Begitu juga dengan seorang yang bertugas melayani dan memfasilitasi administrasi staf lainnya. Tidak hanya sekedar bahwa layanannya selesai. Tetapi perannya bisa sangat bermakna dan bermanfaat lebih besar, jauh melebihi tupoksi pangkat dan golongannya. Dia akan melihat beban sebagai kesempatan dan modal.

Walau di waktu yang sempit "menjelang imsak", di luar jam kerja, dan di tengah permintaan yang bertubi-tubi, dia harus ekstra sabar karena dengan layanannya setidaknya membuat koleganya tenang. Namun lebih jauh dari itu, kebermaknaan posisi dia menjadi lebih besar karena banyak kolega yang terbantu administrasi pangkat misalnya.

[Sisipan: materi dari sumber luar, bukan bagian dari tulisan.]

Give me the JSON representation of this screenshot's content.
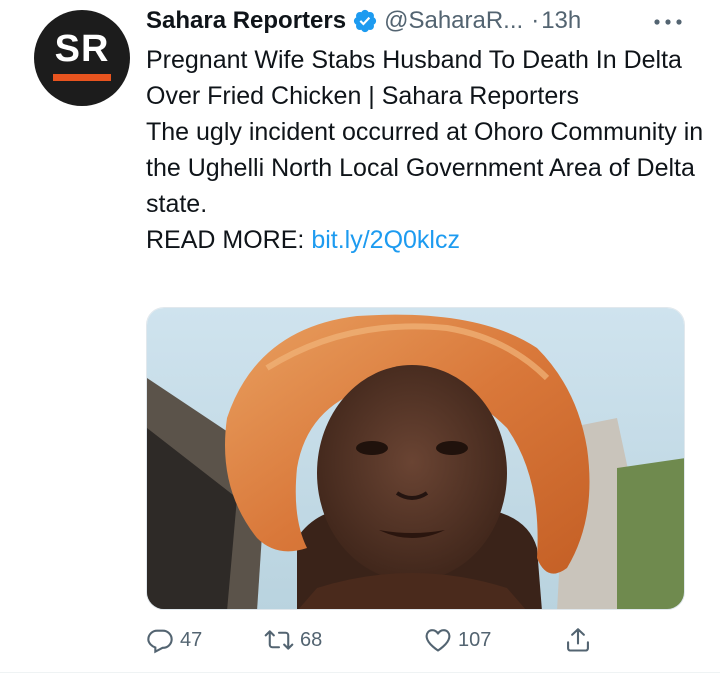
{
  "avatar": {
    "initials": "SR",
    "brand_color": "#e8541f",
    "background": "#1c1c1c"
  },
  "author": {
    "display_name": "Sahara Reporters",
    "handle": "@SaharaR...",
    "separator": "·",
    "time": "13h"
  },
  "tweet": {
    "headline": "Pregnant Wife Stabs Husband To Death In Delta Over Fried Chicken | Sahara Reporters",
    "body": "The ugly incident occurred at Ohoro Community in the Ughelli North Local Government Area of Delta state.",
    "read_more_label": "READ MORE:",
    "link_text": "bit.ly/2Q0klcz"
  },
  "actions": {
    "reply_count": "47",
    "retweet_count": "68",
    "like_count": "107"
  },
  "colors": {
    "link": "#1d9bf0",
    "verified": "#1d9bf0",
    "muted": "#536471"
  }
}
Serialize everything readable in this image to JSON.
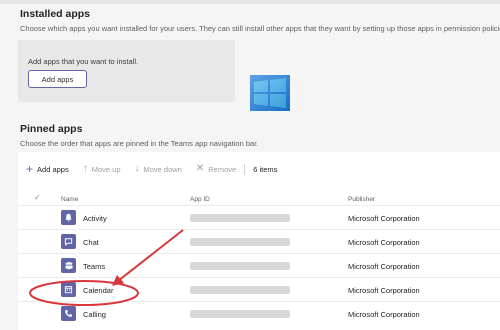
{
  "installed": {
    "title": "Installed apps",
    "description": "Choose which apps you want installed for your users. They can still install other apps that they want by setting up those apps in permission policies.",
    "box_label": "Add apps that you want to install.",
    "add_button": "Add apps"
  },
  "pinned": {
    "title": "Pinned apps",
    "description": "Choose the order that apps are pinned in the Teams app navigation bar.",
    "toolbar": {
      "add": "Add apps",
      "move_up": "Move up",
      "move_down": "Move down",
      "remove": "Remove",
      "count": "6 items"
    },
    "columns": {
      "name": "Name",
      "app_id": "App ID",
      "publisher": "Publisher"
    },
    "rows": [
      {
        "icon": "bell-icon",
        "name": "Activity",
        "publisher": "Microsoft Corporation"
      },
      {
        "icon": "chat-icon",
        "name": "Chat",
        "publisher": "Microsoft Corporation"
      },
      {
        "icon": "teams-icon",
        "name": "Teams",
        "publisher": "Microsoft Corporation"
      },
      {
        "icon": "calendar-icon",
        "name": "Calendar",
        "publisher": "Microsoft Corporation"
      },
      {
        "icon": "phone-icon",
        "name": "Calling",
        "publisher": "Microsoft Corporation"
      }
    ]
  },
  "colors": {
    "accent": "#6264a7",
    "annotation": "#d9373c"
  }
}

Jika banyak staf pangkatnya naik, institusinya menjadi tambah besar. Jika institusi tambah besar tentu akan memberikan multiflier effect yang lebih besar lagi bagi lingkungannya.

Dua contoh peran yang disampaikan sebelumnya dengan pemaknaan peran yang lebih luas, merupakan wujud syukur yang hakiki pada nikmat yang diberikan pada posisi tersebut. Orang yang seperti ini akan berbahagia setiap kali peran dan kontribusinya bisa bermanfaat bagi orang lain. Posisi dia menjadi siginifikan, bukan hanya untuk dirinya, untuk koleganya, tetapi juga bagi institusinya.

Dengan tidak merasa posisinya yang paling penting, sejatinya dalam sebuah sistem yang baik, semua peran serta posisi adalah penting. Justru pengakuan ini yang paling penting. Membuat semua posisi yang ada begitu bermakna dan berperan penting  dalam mewujudkan kebaikan bagi banyak orang.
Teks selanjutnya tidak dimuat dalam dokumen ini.